Good played very well in his first official series as a member of Mighty. Starting Game 1 with a Dehaka pick on Infernal Shrines, Good split pushed hard and won his team some much needed experience and talent advantages that resulted in a very safe snowball for Mighty. This led to Infernal Punisher secures, downed forts, and an even larger advantage that gave Mighty their first win with the new roster.
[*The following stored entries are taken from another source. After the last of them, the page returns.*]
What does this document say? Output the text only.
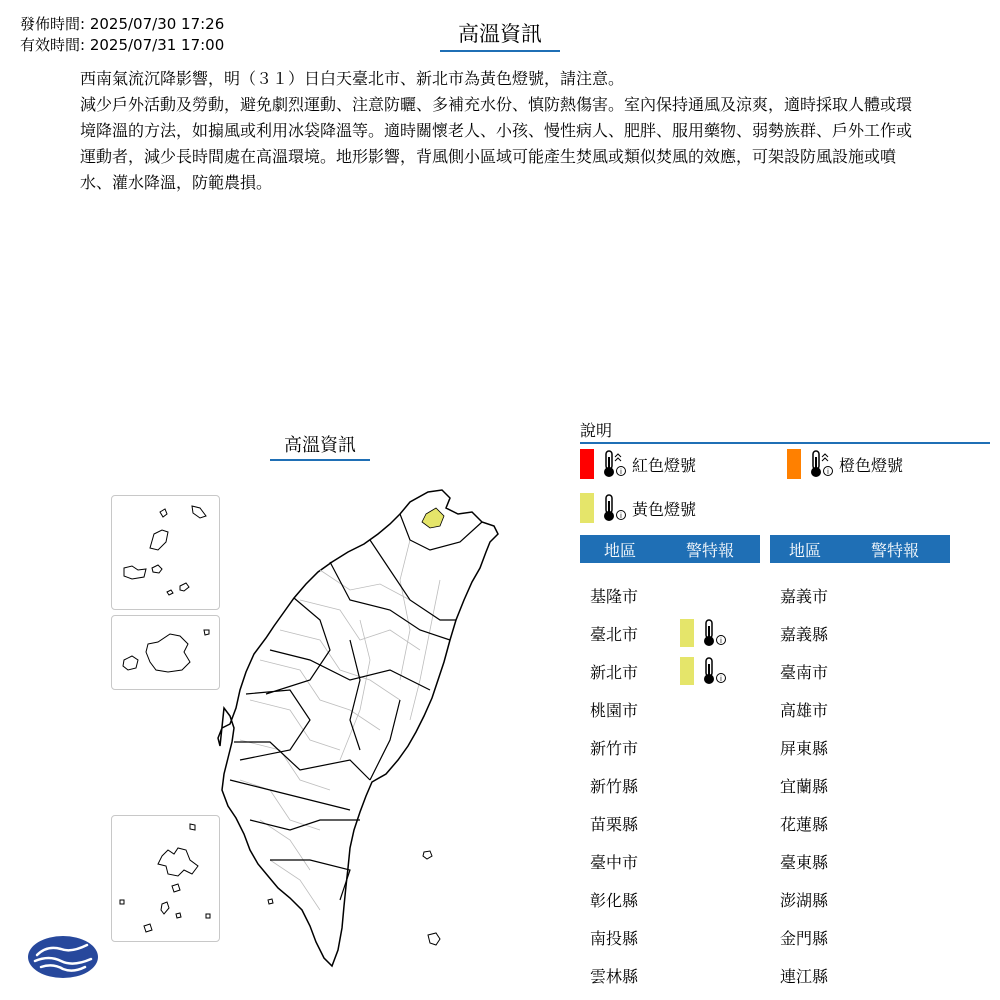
發佈時間: 2025/07/30 17:26
有效時間: 2025/07/31 17:00	高溫資訊

西南氣流沉降影響，明（３１）日白天臺北市、新北市為黃色燈號，請注意。

減少戶外活動及勞動，避免劇烈運動、注意防曬、多補充水份、慎防熱傷害。室內保持通風及涼爽，適時採取人體或環境降溫的方法，如搧風或利用冰袋降溫等。適時關懷老人、小孩、慢性病人、肥胖、服用藥物、弱勢族群、戶外工作或運動者，減少長時間處在高溫環境。地形影響，背風側小區域可能產生焚風或類似焚風的效應，可架設防風設施或噴水、灌水降溫，防範農損。

高溫資訊
說明
i 紅色燈號	i 橙色燈號
i 黃色燈號
地區	警特報	地區	警特報
基隆市
臺北市	i
新北市	i
桃園市
新竹市
新竹縣
苗栗縣
臺中市
彰化縣
南投縣
雲林縣
嘉義市
嘉義縣
臺南市
高雄市
屏東縣
宜蘭縣
花蓮縣
臺東縣
澎湖縣
金門縣
連江縣
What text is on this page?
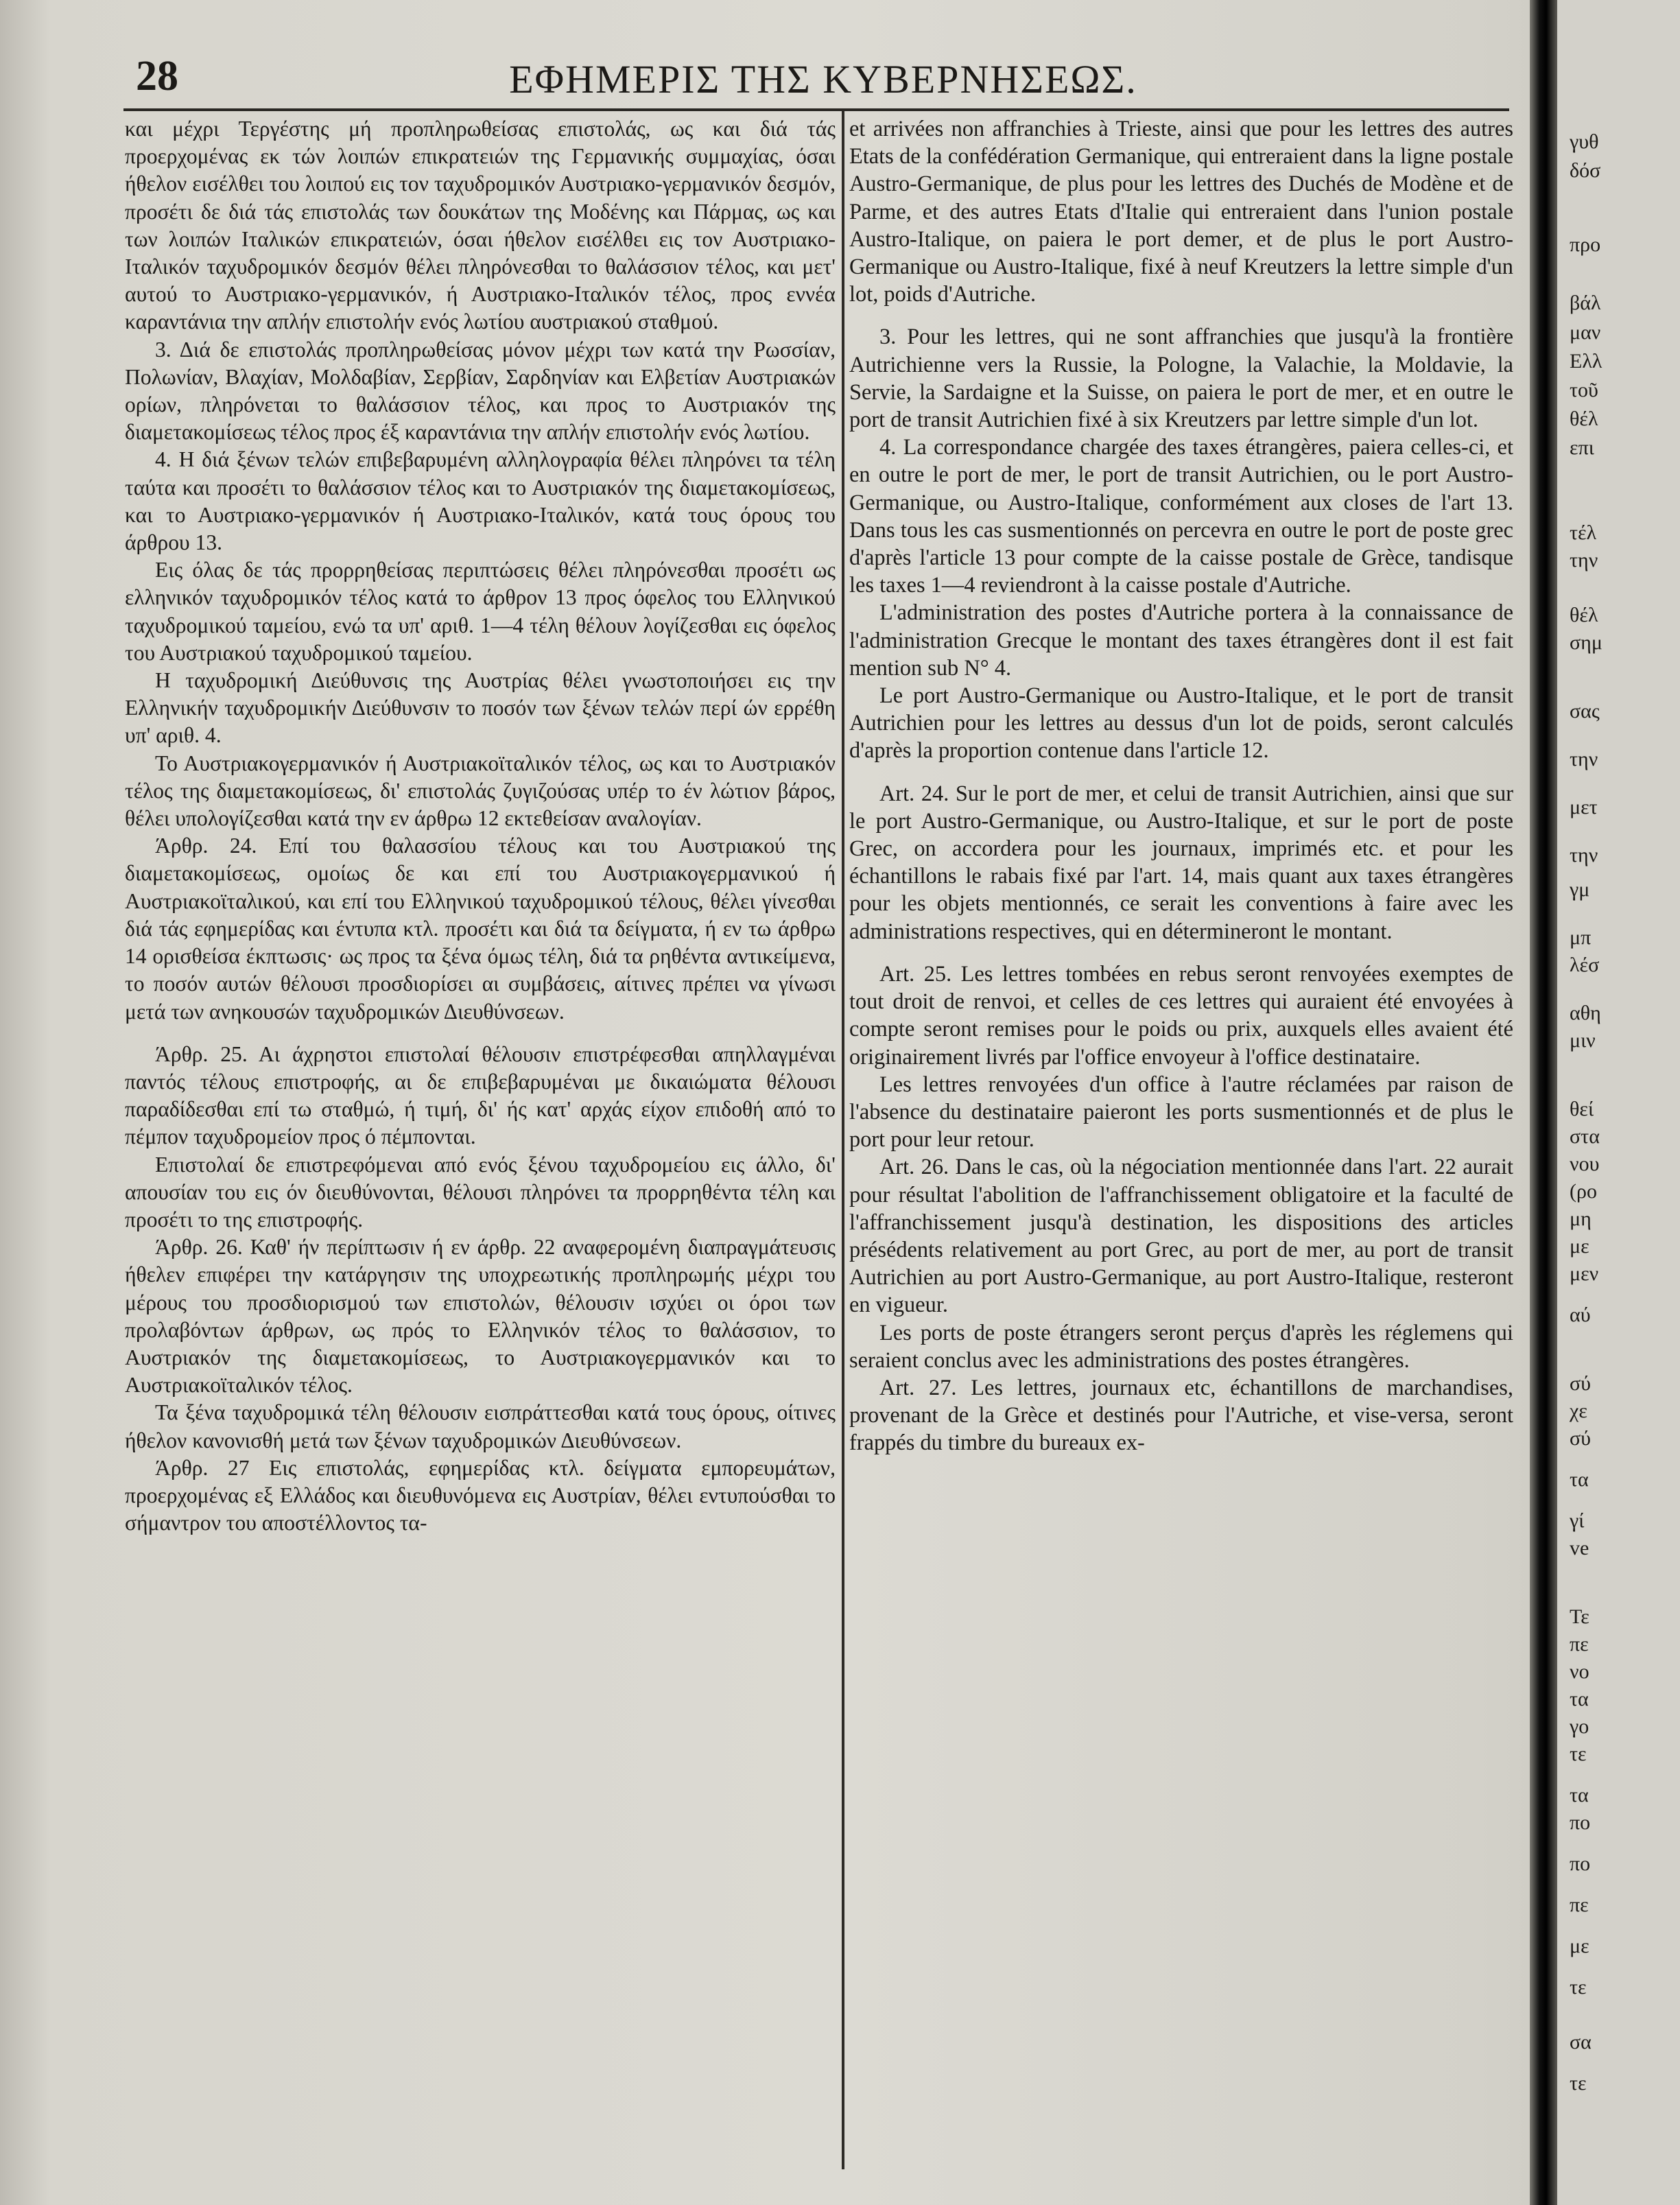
28	ΕΦΗΜΕΡΙΣ ΤΗΣ ΚΥΒΕΡΝΗΣΕΩΣ.

και μέχρι Τεργέστης μή προπληρωθείσας επιστολάς, ως και διά τάς προερχομένας εκ τών λοιπών επικρατειών της Γερμανικής συμμαχίας, όσαι ήθελον εισέλθει του λοιπού εις τον ταχυδρομικόν Αυστριακο-γερμανικόν δεσμόν, προσέτι δε διά τάς επιστολάς των δουκάτων της Μοδένης και Πάρμας, ως και των λοιπών Ιταλικών επικρατειών, όσαι ήθελον εισέλθει εις τον Αυστριακο-Ιταλικόν ταχυδρομικόν δεσμόν θέλει πληρόνεσθαι το θαλάσσιον τέλος, και μετ' αυτού το Αυστριακο-γερμανικόν, ή Αυστριακο-Ιταλικόν τέλος, προς εννέα καραντάνια την απλήν επιστολήν ενός λωτίου αυστριακού σταθμού.

3. Διά δε επιστολάς προπληρωθείσας μόνον μέχρι των κατά την Ρωσσίαν, Πολωνίαν, Βλαχίαν, Μολδαβίαν, Σερβίαν, Σαρδηνίαν και Ελβετίαν Αυστριακών ορίων, πληρόνεται το θαλάσσιον τέλος, και προς το Αυστριακόν της διαμετακομίσεως τέλος προς έξ καραντάνια την απλήν επιστολήν ενός λωτίου.

4. Η διά ξένων τελών επιβεβαρυμένη αλληλογραφία θέλει πληρόνει τα τέλη ταύτα και προσέτι το θαλάσσιον τέλος και το Αυστριακόν της διαμετακομίσεως, και το Αυστριακο-γερμανικόν ή Αυστριακο-Ιταλικόν, κατά τους όρους του άρθρου 13.

Εις όλας δε τάς προρρηθείσας περιπτώσεις θέλει πληρόνεσθαι προσέτι ως ελληνικόν ταχυδρομικόν τέλος κατά το άρθρον 13 προς όφελος του Ελληνικού ταχυδρομικού ταμείου, ενώ τα υπ' αριθ. 1—4 τέλη θέλουν λογίζεσθαι εις όφελος του Αυστριακού ταχυδρομικού ταμείου.

Η ταχυδρομική Διεύθυνσις της Αυστρίας θέλει γνωστοποιήσει εις την Ελληνικήν ταχυδρομικήν Διεύθυνσιν το ποσόν των ξένων τελών περί ών ερρέθη υπ' αριθ. 4.

Το Αυστριακογερμανικόν ή Αυστριακοϊταλικόν τέλος, ως και το Αυστριακόν τέλος της διαμετακομίσεως, δι' επιστολάς ζυγιζούσας υπέρ το έν λώτιον βάρος, θέλει υπολογίζεσθαι κατά την εν άρθρω 12 εκτεθείσαν αναλογίαν.

Άρθρ. 24. Επί του θαλασσίου τέλους και του Αυστριακού της διαμετακομίσεως, ομοίως δε και επί του Αυστριακογερμανικού ή Αυστριακοϊταλικού, και επί του Ελληνικού ταχυδρομικού τέλους, θέλει γίνεσθαι διά τάς εφημερίδας και έντυπα κτλ. προσέτι και διά τα δείγματα, ή εν τω άρθρω 14 ορισθείσα έκπτωσις· ως προς τα ξένα όμως τέλη, διά τα ρηθέντα αντικείμενα, το ποσόν αυτών θέλουσι προσδιορίσει αι συμβάσεις, αίτινες πρέπει να γίνωσι μετά των ανηκουσών ταχυδρομικών Διευθύνσεων.

Άρθρ. 25. Αι άχρηστοι επιστολαί θέλουσιν επιστρέφεσθαι απηλλαγμέναι παντός τέλους επιστροφής, αι δε επιβεβαρυμέναι με δικαιώματα θέλουσι παραδίδεσθαι επί τω σταθμώ, ή τιμή, δι' ής κατ' αρχάς είχον επιδοθή από το πέμπον ταχυδρομείον προς ό πέμπονται.

Επιστολαί δε επιστρεφόμεναι από ενός ξένου ταχυδρομείου εις άλλο, δι' απουσίαν του εις όν διευθύνονται, θέλουσι πληρόνει τα προρρηθέντα τέλη και προσέτι το της επιστροφής.

Άρθρ. 26. Καθ' ήν περίπτωσιν ή εν άρθρ. 22 αναφερομένη διαπραγμάτευσις ήθελεν επιφέρει την κατάργησιν της υποχρεωτικής προπληρωμής μέχρι του μέρους του προσδιορισμού των επιστολών, θέλουσιν ισχύει οι όροι των προλαβόντων άρθρων, ως πρός το Ελληνικόν τέλος το θαλάσσιον, το Αυστριακόν της διαμετακομίσεως, το Αυστριακογερμανικόν και το Αυστριακοϊταλικόν τέλος.

Τα ξένα ταχυδρομικά τέλη θέλουσιν εισπράττεσθαι κατά τους όρους, οίτινες ήθελον κανονισθή μετά των ξένων ταχυδρομικών Διευθύνσεων.

Άρθρ. 27 Εις επιστολάς, εφημερίδας κτλ. δείγματα εμπορευμάτων, προερχομένας εξ Ελλάδος και διευθυνόμενα εις Αυστρίαν, θέλει εντυπούσθαι το σήμαντρον του αποστέλλοντος τα-

et arrivées non affranchies à Trieste, ainsi que pour les lettres des autres Etats de la confédération Germanique, qui entreraient dans la ligne postale Austro-Germanique, de plus pour les lettres des Duchés de Modène et de Parme, et des autres Etats d'Italie qui entreraient dans l'union postale Austro-Italique, on paiera le port demer, et de plus le port Austro-Germanique ou Austro-Italique, fixé à neuf Kreutzers la lettre simple d'un lot, poids d'Autriche.

3. Pour les lettres, qui ne sont affranchies que jusqu'à la frontière Autrichienne vers la Russie, la Pologne, la Valachie, la Moldavie, la Servie, la Sardaigne et la Suisse, on paiera le port de mer, et en outre le port de transit Autrichien fixé à six Kreutzers par lettre simple d'un lot.

4. La correspondance chargée des taxes étrangères, paiera celles-ci, et en outre le port de mer, le port de transit Autrichien, ou le port Austro-Germanique, ou Austro-Italique, conformément aux closes de l'art 13. Dans tous les cas susmentionnés on percevra en outre le port de poste grec d'après l'article 13 pour compte de la caisse postale de Grèce, tandisque les taxes 1—4 reviendront à la caisse postale d'Autriche.

L'administration des postes d'Autriche portera à la connaissance de l'administration Grecque le montant des taxes étrangères dont il est fait mention sub N° 4.

Le port Austro-Germanique ou Austro-Italique, et le port de transit Autrichien pour les lettres au dessus d'un lot de poids, seront calculés d'après la proportion contenue dans l'article 12.

Art. 24. Sur le port de mer, et celui de transit Autrichien, ainsi que sur le port Austro-Germanique, ou Austro-Italique, et sur le port de poste Grec, on accordera pour les journaux, imprimés etc. et pour les échantillons le rabais fixé par l'art. 14, mais quant aux taxes étrangères pour les objets mentionnés, ce serait les conventions à faire avec les administrations respectives, qui en détermineront le montant.

Art. 25. Les lettres tombées en rebus seront renvoyées exemptes de tout droit de renvoi, et celles de ces lettres qui auraient été envoyées à compte seront remises pour le poids ou prix, auxquels elles avaient été originairement livrés par l'office envoyeur à l'office destinataire.

Les lettres renvoyées d'un office à l'autre réclamées par raison de l'absence du destinataire paieront les ports susmentionnés et de plus le port pour leur retour.

Art. 26. Dans le cas, où la négociation mentionnée dans l'art. 22 aurait pour résultat l'abolition de l'affranchissement obligatoire et la faculté de l'affranchissement jusqu'à destination, les dispositions des articles présédents relativement au port Grec, au port de mer, au port de transit Autrichien au port Austro-Germanique, au port Austro-Italique, resteront en vigueur.

Les ports de poste étrangers seront perçus d'après les réglemens qui seraient conclus avec les administrations des postes étrangères.

Art. 27. Les lettres, journaux etc, échantillons de marchandises, provenant de la Grèce et destinés pour l'Autriche, et vise-versa, seront frappés du timbre du bureaux ex-

γυθ
δόσ
προ
βάλ
μαν
Ελλ
τοῦ
θέλ
επι
τέλ
την
θέλ
σημ
σας
την
μετ
την
γμ
μπ
λέσ
αθη
μιν
θεί
στα
νου
(ρο
μη
με
μεν
αύ
σύ
χε
σύ
τα
γί
ve
Τε
πε
νο
τα
γο
τε
τα
πο
πο
πε
με
τε
σα
τε
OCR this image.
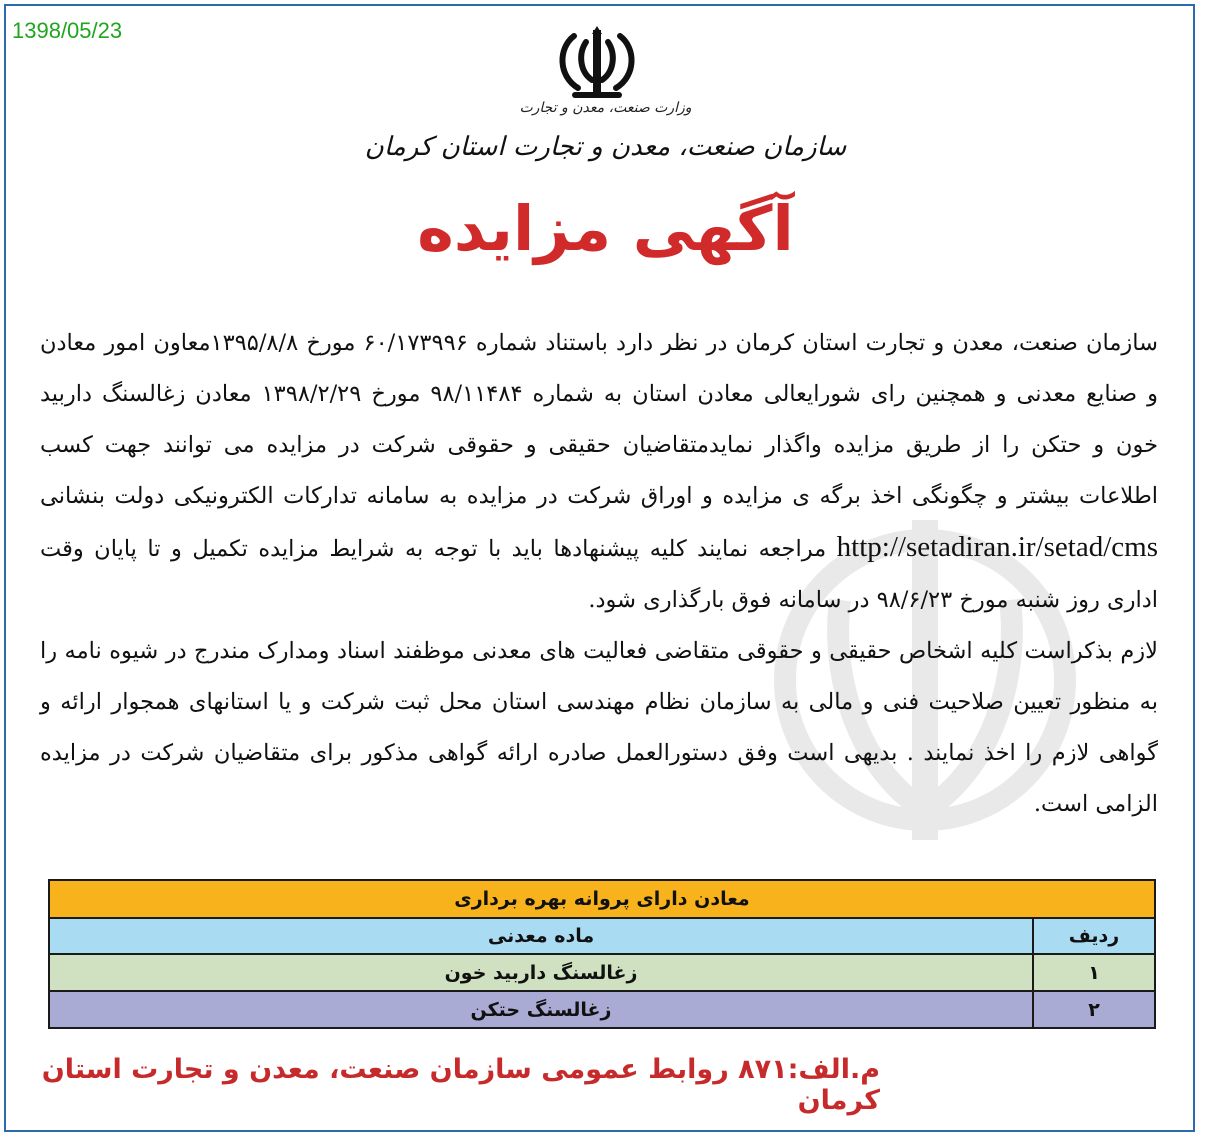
1398/05/23
وزارت صنعت، معدن و تجارت
سازمان صنعت، معدن و تجارت استان کرمان
آگهی مزایده

سازمان صنعت، معدن و تجارت استان کرمان در نظر دارد باستناد شماره ۶۰/۱۷۳۹۹۶ مورخ ۱۳۹۵/۸/۸معاون امور معادن و صنایع معدنی و همچنین رای شورایعالی معادن استان به شماره ۹۸/۱۱۴۸۴ مورخ ۱۳۹۸/۲/۲۹ معادن زغالسنگ داربید خون و حتکن را از طریق مزایده واگذار نمایدمتقاضیان حقیقی و حقوقی شرکت در مزایده می توانند جهت کسب اطلاعات بیشتر و چگونگی اخذ برگه ی مزایده و اوراق شرکت در مزایده به سامانه تدارکات الکترونیکی دولت بنشانی http://setadiran.ir/setad/cms مراجعه نمایند کلیه پیشنهادها باید با توجه به شرایط مزایده تکمیل و تا پایان وقت اداری روز شنبه مورخ ۹۸/۶/۲۳ در سامانه فوق بارگذاری شود.

لازم بذکراست کلیه اشخاص حقیقی و حقوقی متقاضی فعالیت های معدنی موظفند اسناد ومدارک مندرج در شیوه نامه را به منظور تعیین صلاحیت فنی و مالی به سازمان نظام مهندسی استان محل ثبت شرکت و یا استانهای همجوار ارائه و گواهی لازم را اخذ نمایند . بدیهی است وفق دستورالعمل صادره ارائه گواهی مذکور برای متقاضیان شرکت در مزایده الزامی است.

معادن دارای پروانه بهره برداری	
ردیف	ماده معدنی
۱	زغالسنگ داربید خون
۲	زغالسنگ حتکن
م.الف:۸۷۱ روابط عمومی سازمان صنعت، معدن و تجارت استان کرمان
Good decided in Game 2 that if it ain't broke, why fix it as he once again played Dehaka and went into the top lane to splitpush for the majority of the match. Winning his lane was huge for his team and took a lot of pressure off of Mighty while simultaneously putting it onto RRR. While Good did have a hard time with the Chen, he still held his own and performed very well given the challenge, resulting in another win for Mighty and likely some increased confidence for their newest member.